In a recent post on Building Windows 8 blog Microsoft’s Brian Uphoff, a program manager, explains the idea behind the designing of Search for Windows 8 Start Screen.He states,”When planning Windows 8, we wanted to make sure the efficiency and dexterity of the Windows 7 Start menu search was carried forward into the new Start screen.”
The search box of today in the Start menu first made its appearance in Windows Vista. It became easy for users to search for programs or apps, settings, and files on the desktop and in personal folders like Documents, Pictures, Music, and Videos.
In Windows 7, search results included detailed Control Panel tasks in addition to the main Control Panel pages.Also, Control Panel items were separated from programs into a unique group that allowed users to easily focus on the type of result they were looking for.
The overall experience aggregated different types of items and had a fixed limit on the number of results that could appear.Clicking a group header would take the users to Windows Explorer for programs and files or to Control Panel for settings.
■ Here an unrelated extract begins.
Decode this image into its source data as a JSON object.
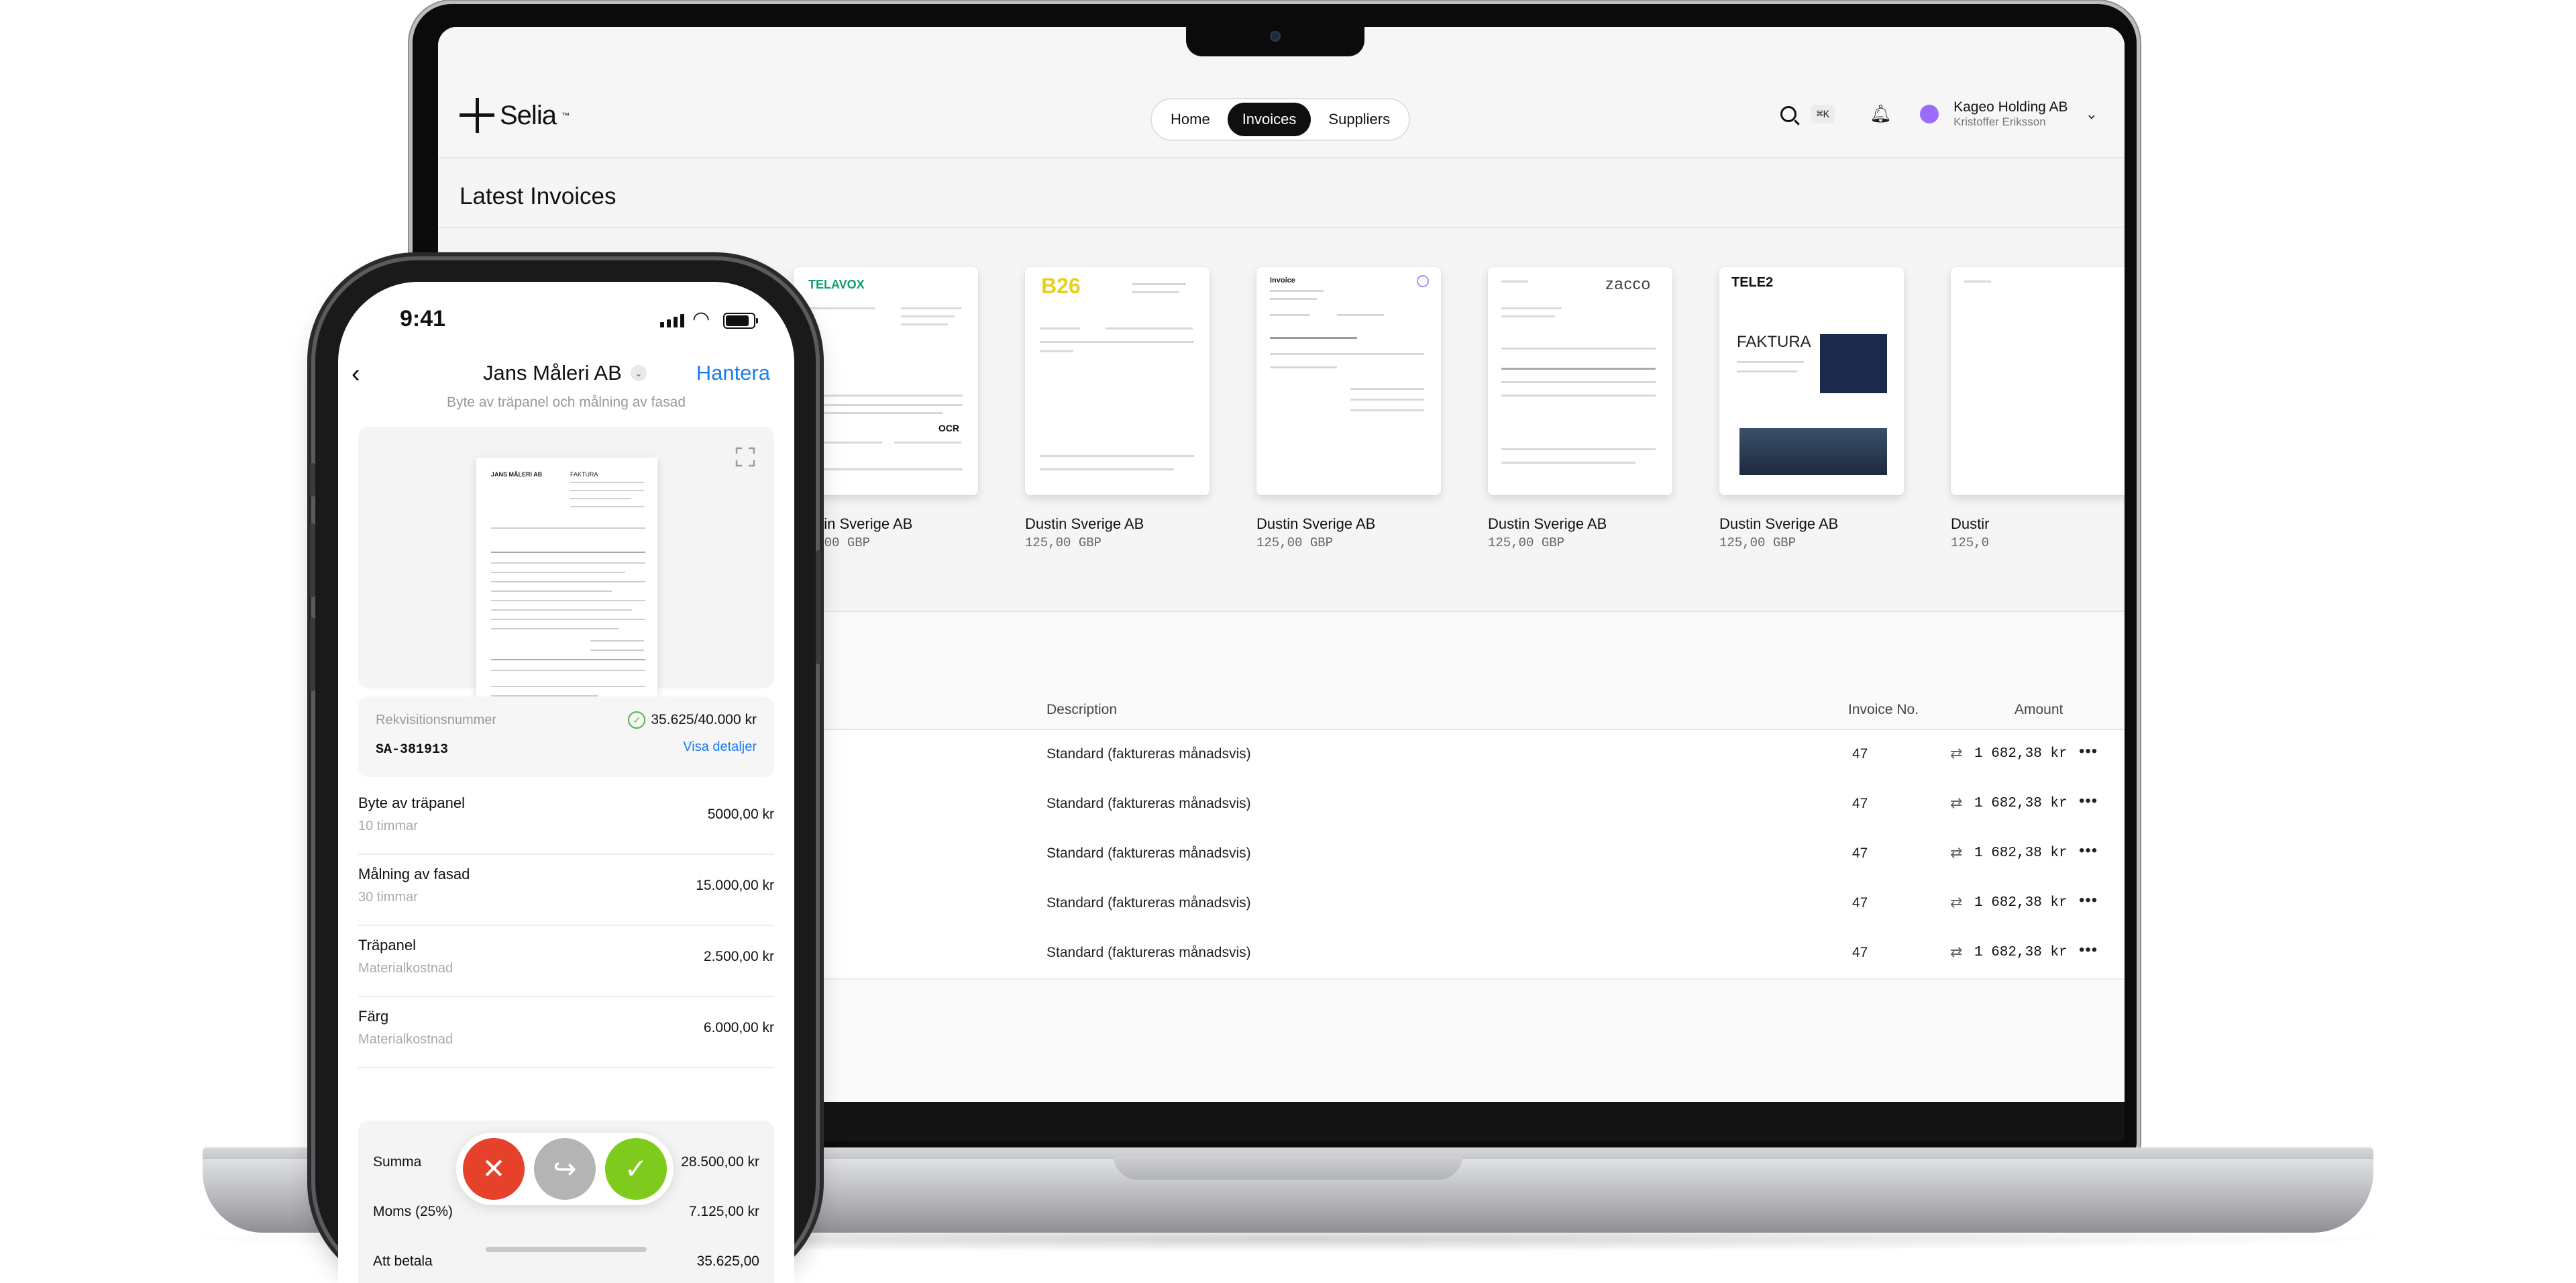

A look at the figure below will clearly explain that a majority of usage of Windows 7 Start Menu Search was to find and launch programs.
Regarding Windows 8 Brian Uphoff adds,
The Windows 8 Start search experience builds on top of search features available in Windows 7 and provides a unique view for each of the three system groups – Apps, Settings and Files. These search result views are a natural progression from the Windows 7 groups and are easily accessible from anywhere in the operating system via the Search charm or keyboard shortcuts.
We paid special attention to ensuring the number of keystrokes required to find and launch apps, settings, or files is at parity with or better than in Windows 7. We’ve introduce a set of keyboard shortcuts to help users quickly and efficiently get to settings search results (WIN key + W) or file search results (WIN key + F), thus reducing the total number of keystrokes needed to find and launch settings or files.
Users can continue to launch applications or commands as they would in Windows 7, or use (WIN-key + R) to bring up the old Run dialog dating back to Windows 95. The search screen also auto-completes paths to directories and network shares:
In File search,user can also see search suggestions as they type to help them quickly and efficiently complete the search. More relevant and contextual information for each file is also now displayed to make the search experience complete. Using a mouse, hovering over a result reveals a rich tooltip with some additional details.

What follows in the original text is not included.